What sort of military capability does Venezuela actually possess?
Latin America has been going completely to the dogs during President Bush's watch, and he has never even commented on it. Decades of democratization are being undone, populations are being impoverished, socialism and communism are spreading from one country to the next, and not one thing has been done about it.
This could have been cut off at the pass if Bush had taken action when Chavez was first deposed temporarily in a coup. But he sat and did nothing while Chavez came back, and it's been downhill ever since.
Certainly part of the problem is that the CIA is broken. But Bush did little or nothing about that, either. He finally fired Tenet and put in Porter Goss, but then failed to follow through.
This is a serious dereliction of responsibility. The last thing we need is to add Latin America to our worldwide list of problems.

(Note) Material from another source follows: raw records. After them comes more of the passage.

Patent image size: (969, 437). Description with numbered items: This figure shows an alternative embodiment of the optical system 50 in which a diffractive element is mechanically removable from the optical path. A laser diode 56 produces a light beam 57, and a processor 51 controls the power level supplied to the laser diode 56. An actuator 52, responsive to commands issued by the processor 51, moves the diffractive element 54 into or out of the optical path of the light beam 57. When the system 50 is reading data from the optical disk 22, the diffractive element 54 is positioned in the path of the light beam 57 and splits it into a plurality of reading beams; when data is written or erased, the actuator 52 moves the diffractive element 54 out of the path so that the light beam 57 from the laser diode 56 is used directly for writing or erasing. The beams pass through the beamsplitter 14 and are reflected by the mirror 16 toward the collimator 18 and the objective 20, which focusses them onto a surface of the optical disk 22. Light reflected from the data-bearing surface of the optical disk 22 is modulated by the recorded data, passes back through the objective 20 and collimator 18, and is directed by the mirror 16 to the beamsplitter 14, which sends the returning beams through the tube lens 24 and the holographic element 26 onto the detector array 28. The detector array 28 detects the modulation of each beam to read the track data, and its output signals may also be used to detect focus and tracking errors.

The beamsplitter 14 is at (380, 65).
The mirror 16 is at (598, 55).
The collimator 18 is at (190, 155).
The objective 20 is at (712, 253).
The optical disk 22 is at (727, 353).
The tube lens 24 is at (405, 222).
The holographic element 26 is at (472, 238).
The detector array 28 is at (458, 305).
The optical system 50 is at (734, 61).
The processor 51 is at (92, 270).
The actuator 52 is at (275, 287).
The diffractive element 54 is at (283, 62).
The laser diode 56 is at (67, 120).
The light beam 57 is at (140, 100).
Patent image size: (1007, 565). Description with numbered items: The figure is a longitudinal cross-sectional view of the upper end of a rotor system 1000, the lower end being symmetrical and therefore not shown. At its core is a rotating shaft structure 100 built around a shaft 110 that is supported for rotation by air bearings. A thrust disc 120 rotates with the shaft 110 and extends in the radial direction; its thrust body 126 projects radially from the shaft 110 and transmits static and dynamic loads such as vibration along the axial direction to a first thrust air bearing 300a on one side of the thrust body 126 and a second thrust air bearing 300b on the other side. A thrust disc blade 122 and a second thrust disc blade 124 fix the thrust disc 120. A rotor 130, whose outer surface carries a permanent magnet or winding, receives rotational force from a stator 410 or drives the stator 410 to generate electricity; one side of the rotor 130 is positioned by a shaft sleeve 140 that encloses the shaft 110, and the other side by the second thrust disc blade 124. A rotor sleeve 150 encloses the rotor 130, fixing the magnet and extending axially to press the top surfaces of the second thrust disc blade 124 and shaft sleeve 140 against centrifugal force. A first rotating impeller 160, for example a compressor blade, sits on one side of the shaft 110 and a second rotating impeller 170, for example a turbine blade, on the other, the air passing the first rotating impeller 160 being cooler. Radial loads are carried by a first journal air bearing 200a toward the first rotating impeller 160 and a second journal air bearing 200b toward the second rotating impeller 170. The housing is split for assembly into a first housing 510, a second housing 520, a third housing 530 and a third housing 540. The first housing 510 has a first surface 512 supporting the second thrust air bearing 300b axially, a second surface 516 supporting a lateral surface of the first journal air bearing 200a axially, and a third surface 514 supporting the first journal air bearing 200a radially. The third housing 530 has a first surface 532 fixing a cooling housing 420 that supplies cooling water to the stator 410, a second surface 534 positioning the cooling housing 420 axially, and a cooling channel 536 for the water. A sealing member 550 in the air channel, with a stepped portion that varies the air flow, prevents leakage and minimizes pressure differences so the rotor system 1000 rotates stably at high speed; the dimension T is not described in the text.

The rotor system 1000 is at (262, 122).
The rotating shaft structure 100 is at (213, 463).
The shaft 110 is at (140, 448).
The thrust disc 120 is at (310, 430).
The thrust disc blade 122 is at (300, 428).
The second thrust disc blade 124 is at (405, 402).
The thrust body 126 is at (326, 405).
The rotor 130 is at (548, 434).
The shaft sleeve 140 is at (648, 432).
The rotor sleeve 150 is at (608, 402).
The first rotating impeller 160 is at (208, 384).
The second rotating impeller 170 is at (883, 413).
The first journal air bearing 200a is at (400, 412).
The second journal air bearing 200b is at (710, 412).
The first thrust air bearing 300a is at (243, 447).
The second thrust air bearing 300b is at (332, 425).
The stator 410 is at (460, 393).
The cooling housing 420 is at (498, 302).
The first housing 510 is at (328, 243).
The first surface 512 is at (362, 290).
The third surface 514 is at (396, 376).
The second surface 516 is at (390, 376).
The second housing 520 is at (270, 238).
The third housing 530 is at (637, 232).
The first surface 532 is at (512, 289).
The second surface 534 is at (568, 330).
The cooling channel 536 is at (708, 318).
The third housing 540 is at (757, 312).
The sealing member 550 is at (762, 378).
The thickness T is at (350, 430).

It seems some south american "politician" must not have recieved his bribe payment or thought he/she was worth more in bribe money.
Just for the next 75 years or so.
Agreed. The current administration's policy has been a disaster.
They could probably match anyone in the Western Hemisphere except the US.
Mexico formally complained (twice, I believe) last year about VZ infiltration on its southern border, and also about the interference by VZ agents in southern Mexican political processes.